In recent years new breakthroughs in understanding how plants adapt and react to changing conditions has led some scientists to argue they have a form of consciousness. 

The idea that plants can think and feel might sound like hippie nonsense, but it's been a subject of serious reserach since 2006, when journal Trends in Plant Science published a review called 'Plant neurobiology: an integrated view of plant signaling'.

Since then, scientists have run experiments showing plants can "learn" to respond to outside stimuli, compete with other plants for resources and even count. They say to do these, plants must have some kind of nervous system and even intelligence. 

"If consciousness literally means being 'with knowledge', then plants fit the bill perfectly," French philosopher  Michael Marder told Gizmodo last year, saying they need to be to survive. 

"That plants like all living beings on earth have a form of consciousness is very likely since it could correspond to an adaptive necessity for survival," Université Paris-Diderot plant biology professor told the site.

Some scientists have even resurrected an idea first proposed by Charles Darwin - that plants have a centralised set of receptors akin to a brain.

But not all scientists are convinced, and want an end to the flora foolishness. They're written a new article for Trends in Plant Science saying claims plants are conscious are "highly problematical" and ignore one simple fact - they don't even have a nervous system, let alone a brain. 

"What we've seen is that plants and animals evolved very different life strategies," said co-author Lincoln Taiz, a professor emeritus of molecular, cell, and developmental biology at University of California at Santa Cruz.

"The brain is very expensive organ, and there's absolutely no advantage to the plant to have a highly developed nervous system."

Brains in humans use up about 20 percent of an adult's energy.

Taiz and colleagues say recent research has suggested that "only vertebrates, arthropods, and cephalopods possess the threshold brain structure for consciousness" - ruling out worms, molluscs, jellyfish and protozoa.

"And if there are animals that don't have consciousness, then you can be pretty confident that plants, which don't even have neurons - let alone brains - don't have it either."

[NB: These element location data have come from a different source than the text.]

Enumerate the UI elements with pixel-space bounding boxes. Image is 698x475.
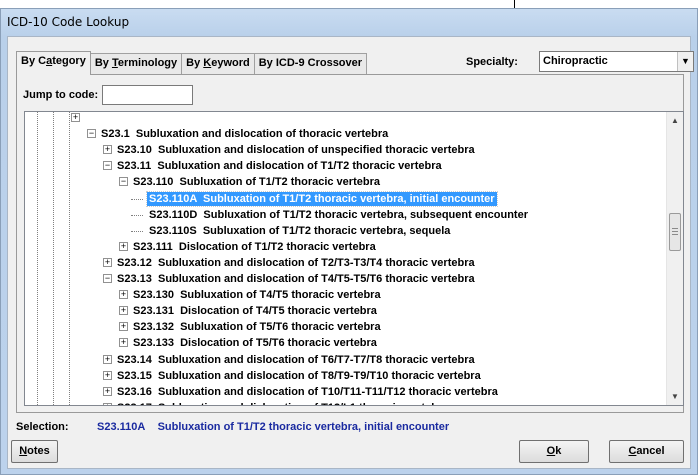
tree-node-label: S23.110 Subluxation of T1/T2 thoracic ve…: [133, 176, 380, 189]
tree-node[interactable]: + S23.130 Subluxation of T4/T5 thoracic v…: [25, 287, 665, 303]
tree-node[interactable]: + S23.111 Dislocation of T1/T2 thoracic v…: [25, 239, 665, 255]
tree-node[interactable]: +: [25, 112, 665, 126]
tree-vertical-scrollbar[interactable]: ▲ ▼: [666, 112, 683, 405]
plus-box-icon[interactable]: +: [103, 386, 112, 396]
tree-node-label: S23.111 Dislocation of T1/T2 thoracic ve…: [133, 240, 376, 253]
plus-box-icon[interactable]: +: [119, 322, 128, 332]
cancel-button-label: Cancel: [628, 445, 665, 457]
selection-value: S23.110A Subluxation of T1/T2 thoracic v…: [97, 421, 449, 433]
tree-node[interactable]: + S23.132 Subluxation of T5/T6 thoracic v…: [25, 319, 665, 335]
plus-box-icon[interactable]: +: [103, 370, 112, 380]
ok-button-label: Ok: [546, 445, 562, 457]
tree-node-label: S23.14 Subluxation and dislocation of T6…: [117, 353, 475, 366]
tree-node[interactable]: S23.110A Subluxation of T1/T2 thoracic v…: [25, 190, 665, 207]
tree-node[interactable]: − S23.1 Subluxation and dislocation of th…: [25, 126, 665, 142]
tab-label: By Terminology: [94, 57, 178, 69]
tree-node[interactable]: S23.110D Subluxation of T1/T2 thoracic v…: [25, 207, 665, 223]
selection-label: Selection:: [16, 421, 69, 433]
tree-node-label: S23.1 Subluxation and dislocation of tho…: [101, 128, 389, 141]
selection-description: Subluxation of T1/T2 thoracic vertebra, …: [157, 421, 450, 433]
tab-by-category[interactable]: By Category: [16, 51, 91, 75]
selection-code: S23.110A: [97, 421, 146, 433]
tree-leaf-connector: [131, 198, 143, 200]
jump-to-code-input[interactable]: [102, 85, 193, 105]
tree-node[interactable]: + S23.10 Subluxation and dislocation of u…: [25, 142, 665, 158]
tree-node-label: S23.131 Dislocation of T4/T5 thoracic ve…: [133, 305, 377, 318]
plus-box-icon[interactable]: +: [71, 113, 80, 122]
tree-node-label: S23.132 Subluxation of T5/T6 thoracic ve…: [133, 321, 381, 334]
notes-button-label: Notes: [19, 445, 50, 457]
minus-box-icon[interactable]: −: [87, 129, 96, 139]
cancel-button[interactable]: Cancel: [609, 440, 684, 463]
minus-box-icon[interactable]: −: [103, 274, 112, 283]
tab-by-keyword[interactable]: By Keyword: [181, 53, 255, 74]
plus-box-icon[interactable]: +: [119, 241, 128, 251]
tree-node-label: S23.15 Subluxation and dislocation of T8…: [117, 369, 481, 382]
tree-node[interactable]: + S23.133 Dislocation of T5/T6 thoracic v…: [25, 335, 665, 351]
chevron-down-icon[interactable]: ▼: [677, 52, 693, 71]
specialty-dropdown[interactable]: Chiropractic ▼: [539, 51, 694, 72]
tab-label: By Category: [21, 55, 86, 67]
tree-node[interactable]: − S23.110 Subluxation of T1/T2 thoracic v…: [25, 174, 665, 190]
plus-box-icon[interactable]: +: [119, 290, 128, 300]
tree-node-label: S23.16 Subluxation and dislocation of T1…: [117, 385, 498, 398]
tree-node[interactable]: + S23.15 Subluxation and dislocation of T…: [25, 368, 665, 384]
plus-box-icon[interactable]: +: [103, 402, 112, 405]
plus-box-icon[interactable]: +: [103, 145, 112, 155]
tab-label: By ICD-9 Crossover: [258, 57, 363, 69]
tab-label: By Keyword: [186, 57, 250, 69]
ok-button[interactable]: Ok: [519, 440, 589, 463]
tab-strip: By Category By Terminology By Keyword By…: [16, 51, 368, 75]
tree-node[interactable]: − S23.13 Subluxation and dislocation of T…: [25, 271, 665, 287]
window-title: ICD-10 Code Lookup: [7, 15, 130, 29]
dialog-window: ICD-10 Code Lookup By Category By Termin…: [0, 8, 698, 475]
arrow-down-icon[interactable]: ▼: [667, 388, 683, 405]
scrollbar-thumb[interactable]: [669, 213, 681, 251]
tree-node-label: S23.130 Subluxation of T4/T5 thoracic ve…: [133, 289, 381, 302]
notes-button[interactable]: Notes: [11, 440, 58, 463]
category-tree[interactable]: + − S23.1 Subluxation and dislocation of t…: [24, 111, 684, 406]
tree-node-label: S23.110A Subluxation of T1/T2 thoracic v…: [146, 190, 498, 207]
plus-box-icon[interactable]: +: [119, 338, 128, 348]
tree-node-label: S23.110S Subluxation of T1/T2 thoracic v…: [149, 224, 451, 237]
arrow-up-icon[interactable]: ▲: [667, 112, 683, 129]
tree-node-label: S23.110D Subluxation of T1/T2 thoracic v…: [149, 208, 528, 221]
tree-node[interactable]: + S23.131 Dislocation of T4/T5 thoracic v…: [25, 303, 665, 319]
tree-leaf-connector: [131, 230, 143, 232]
tree-node[interactable]: S23.110S Subluxation of T1/T2 thoracic v…: [25, 223, 665, 239]
minus-box-icon[interactable]: −: [103, 161, 112, 171]
minus-box-icon[interactable]: −: [119, 177, 128, 187]
plus-box-icon[interactable]: +: [119, 306, 128, 316]
dialog-client-area: By Category By Terminology By Keyword By…: [7, 36, 694, 469]
tree-node[interactable]: + S23.12 Subluxation and dislocation of T…: [25, 255, 665, 271]
tree-node-label: S23.133 Dislocation of T5/T6 thoracic ve…: [133, 337, 377, 350]
tree-node-label: S23.11 Subluxation and dislocation of T1…: [117, 160, 442, 173]
tree-node-label: S23.13 Subluxation and dislocation of T4…: [117, 273, 475, 285]
jump-to-code-label: Jump to code:: [23, 89, 99, 101]
tab-by-icd9-crossover[interactable]: By ICD-9 Crossover: [253, 53, 368, 74]
tree-node[interactable]: − S23.11 Subluxation and dislocation of T…: [25, 158, 665, 174]
tree-leaf-connector: [131, 214, 143, 216]
tree-node[interactable]: +S23.17 Subluxation and dislocation of T…: [25, 400, 665, 405]
tree-node[interactable]: + S23.14 Subluxation and dislocation of T…: [25, 352, 665, 368]
plus-box-icon[interactable]: +: [103, 354, 112, 364]
tree-node[interactable]: + S23.16 Subluxation and dislocation of T…: [25, 384, 665, 400]
specialty-label: Specialty:: [466, 56, 518, 68]
tab-by-terminology[interactable]: By Terminology: [89, 53, 183, 74]
tree-node-label: S23.10 Subluxation and dislocation of un…: [117, 144, 475, 157]
tree-node-label: S23.12 Subluxation and dislocation of T2…: [117, 256, 475, 269]
tree-node-label: S23.17 Subluxation and dislocation of T1…: [115, 401, 450, 405]
plus-box-icon[interactable]: +: [103, 257, 112, 267]
specialty-value: Chiropractic: [543, 55, 608, 67]
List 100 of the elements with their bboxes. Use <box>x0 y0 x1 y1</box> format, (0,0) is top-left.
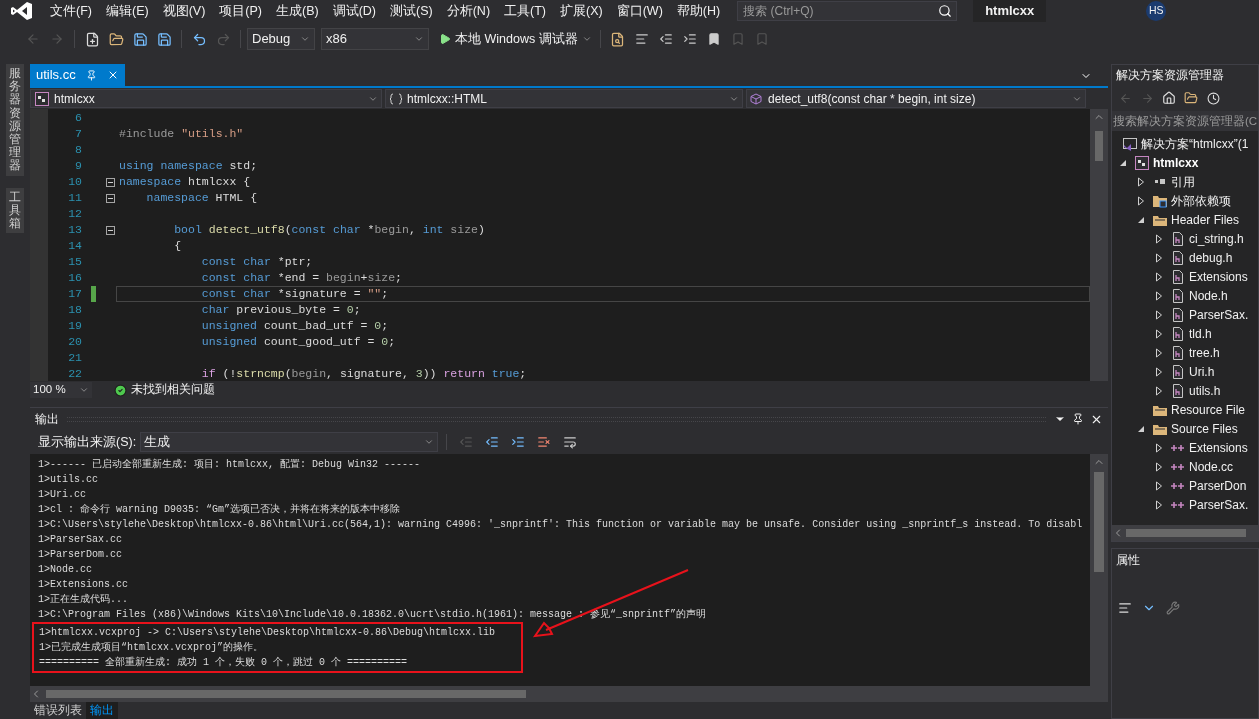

Taiz told the Guardian claiming plants have consciousness is "bad science", but is sympathetic.

"Is attributing consciousness to plants necessary as a psychological tactic to convince the general public of the urgent need to preserve the biosphere, whether or not it is true? 

"If the answer is yes, we are put in the intolerable position of having to choose between asserting a falsehood to promote ecological awareness, and maintaining objectivity as an uninformed populace pursues ecological catastrophe."